" They, of course, like the early
pioneers in this country, experienced certain changes through the
influence of their new surroundings, but, as one writer has remarked,
they "remained as distinct from the native population as if they had
never crossed the Channel. They were among the Irish but not of them."
Their sons, too, when they attended the classes in the University of
Glasgow, signed the matriculation register as "A Scot of Ireland."

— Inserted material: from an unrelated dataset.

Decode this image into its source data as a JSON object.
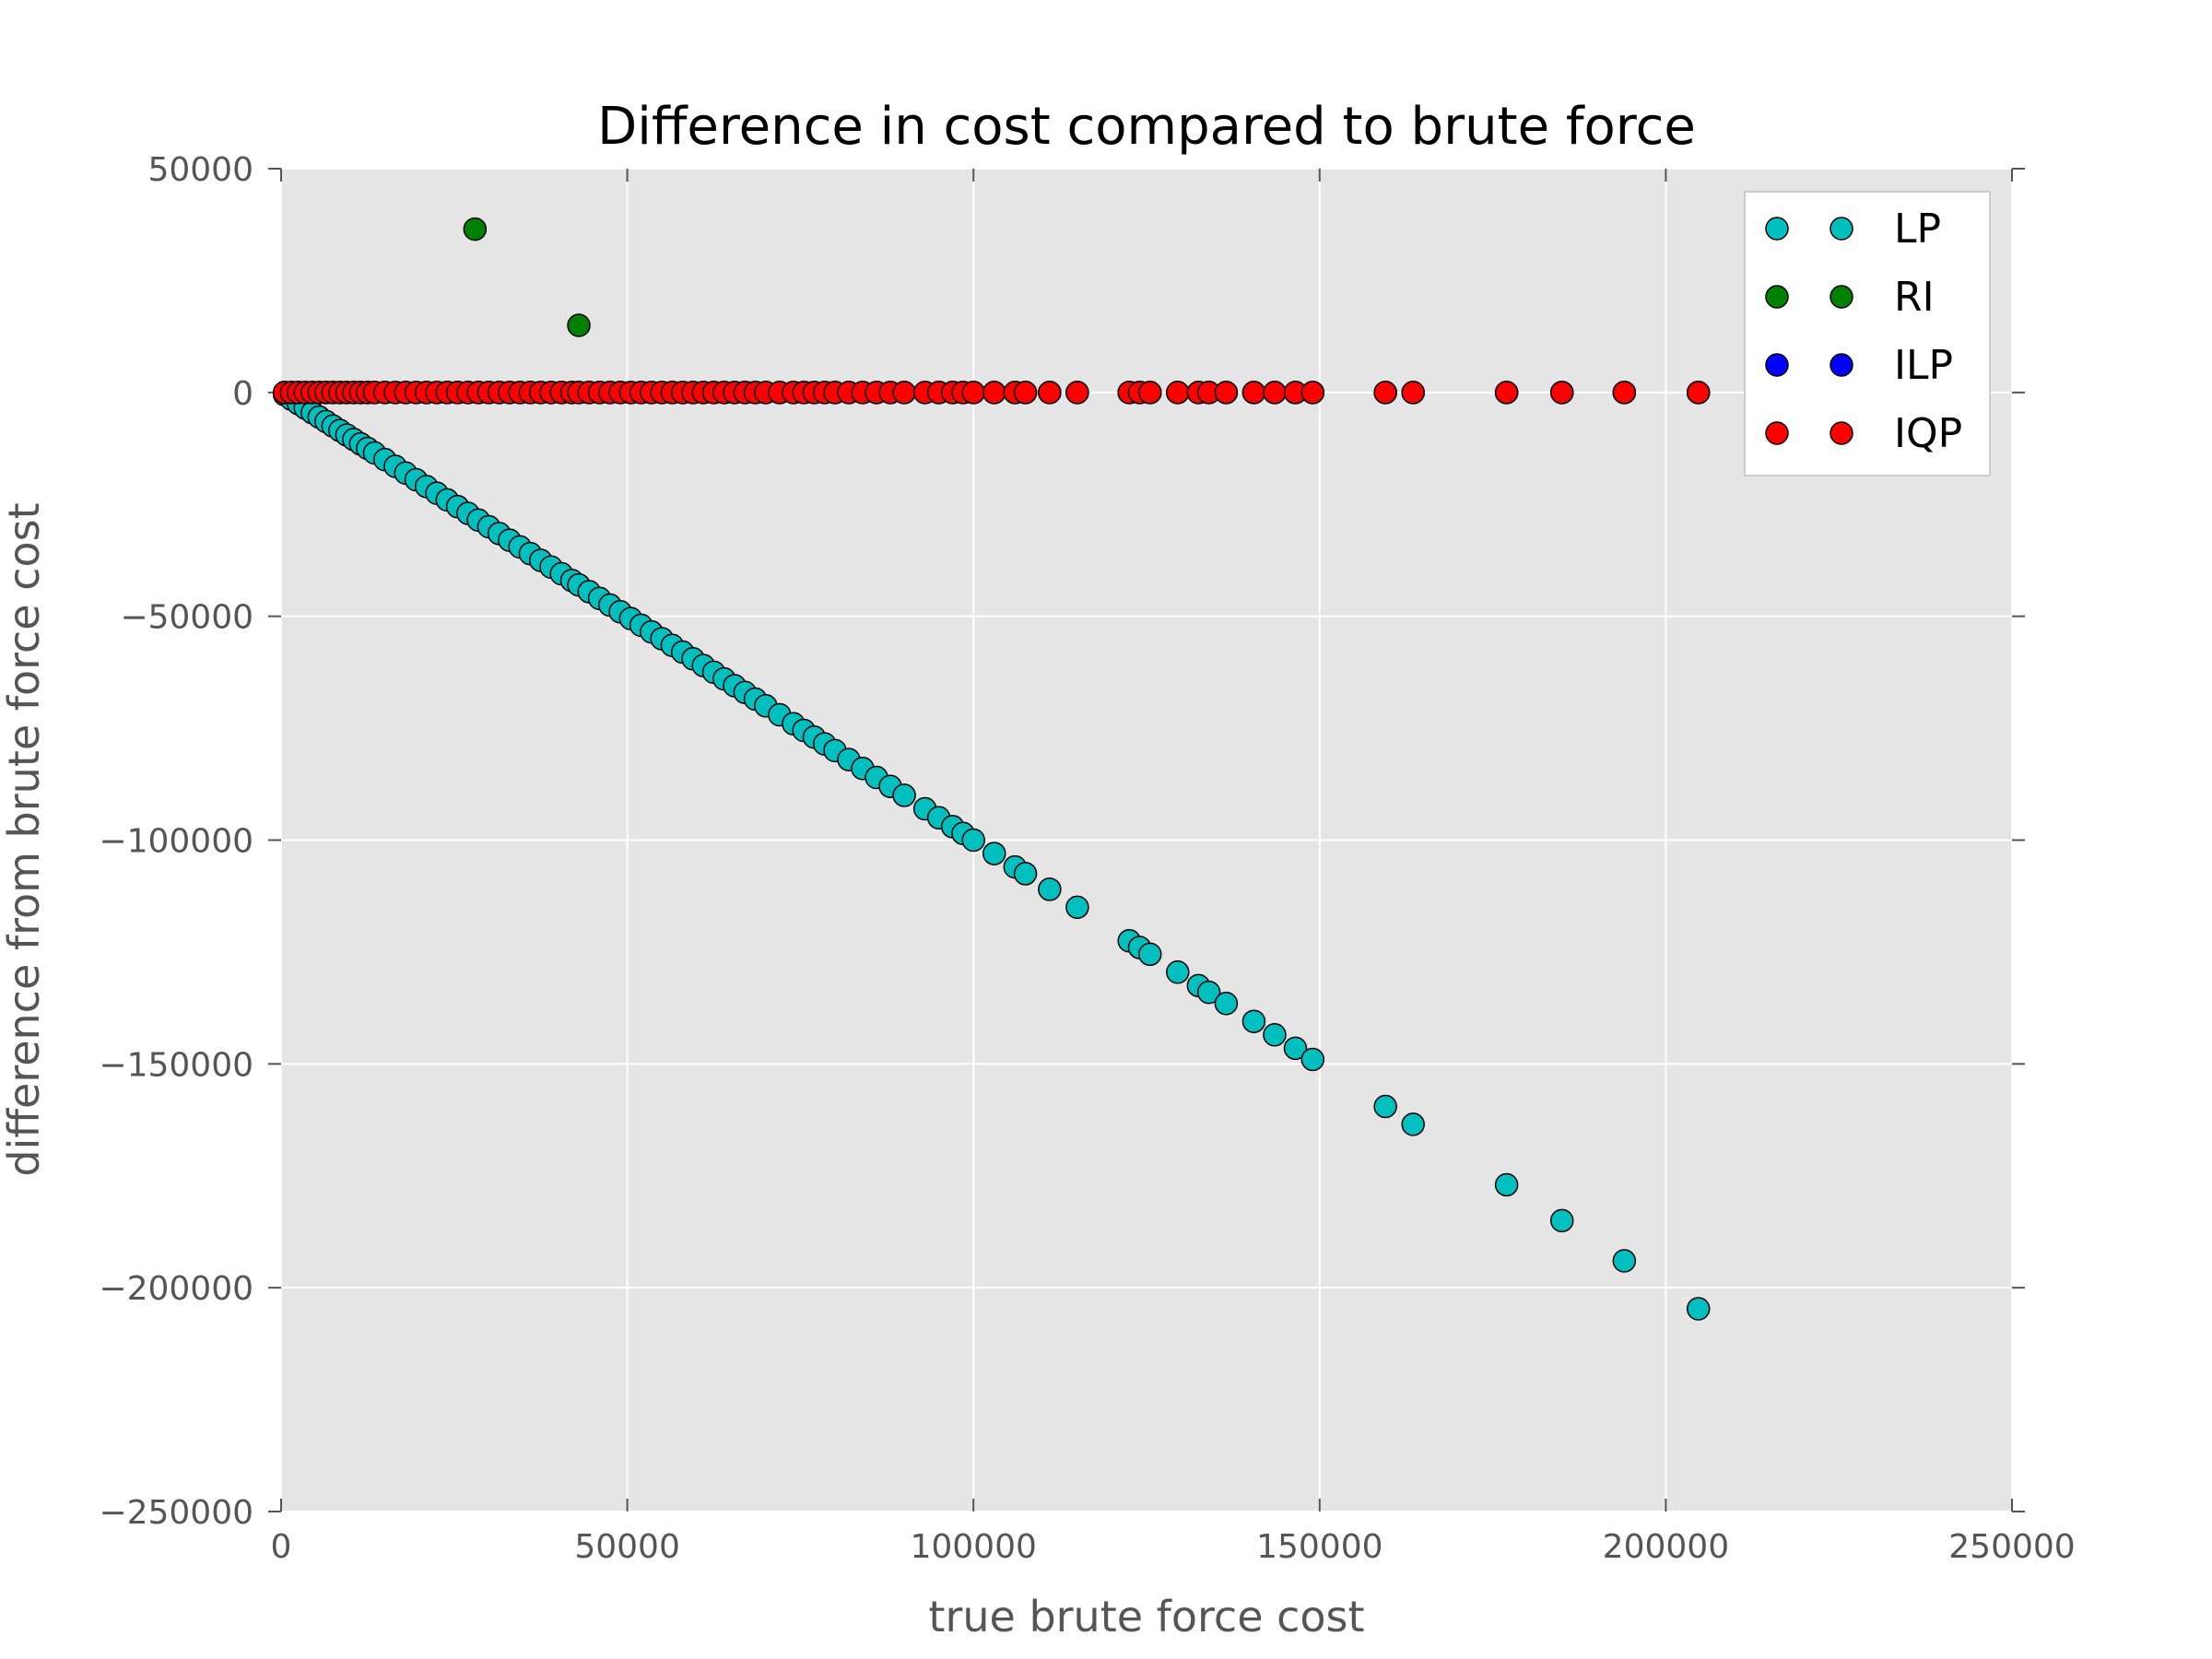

They did not intermarry with the native Irish, though they did
intermarry to some extent with the English Puritans and with the
French Huguenots. (These Huguenots were colonies driven out of France
by the Revocation of the Edict of Nantes in 1685, and induced to
settle in the north of Ireland by William III. To this people Ireland
is indebted for its lace industry, which they introduced into that
country.)
Again many Irish-American writers on the Scots Plantation of Ulster
have assumed that the Scots settlers were entirely or almost of Gaelic
origin, ignoring the fact, if they were aware of it, that the people
of the Scottish lowlands were "almost as English in racial derivation
as if they had come from the North of England." Parker, the historian
of Londonderry, New Hampshire, speaking of the early Scots settlers in
New England, has well said: "Although they came to this land from
Ireland, where their ancestors had a century before planted
themselves, yet they retained unmixed the national Scotch character.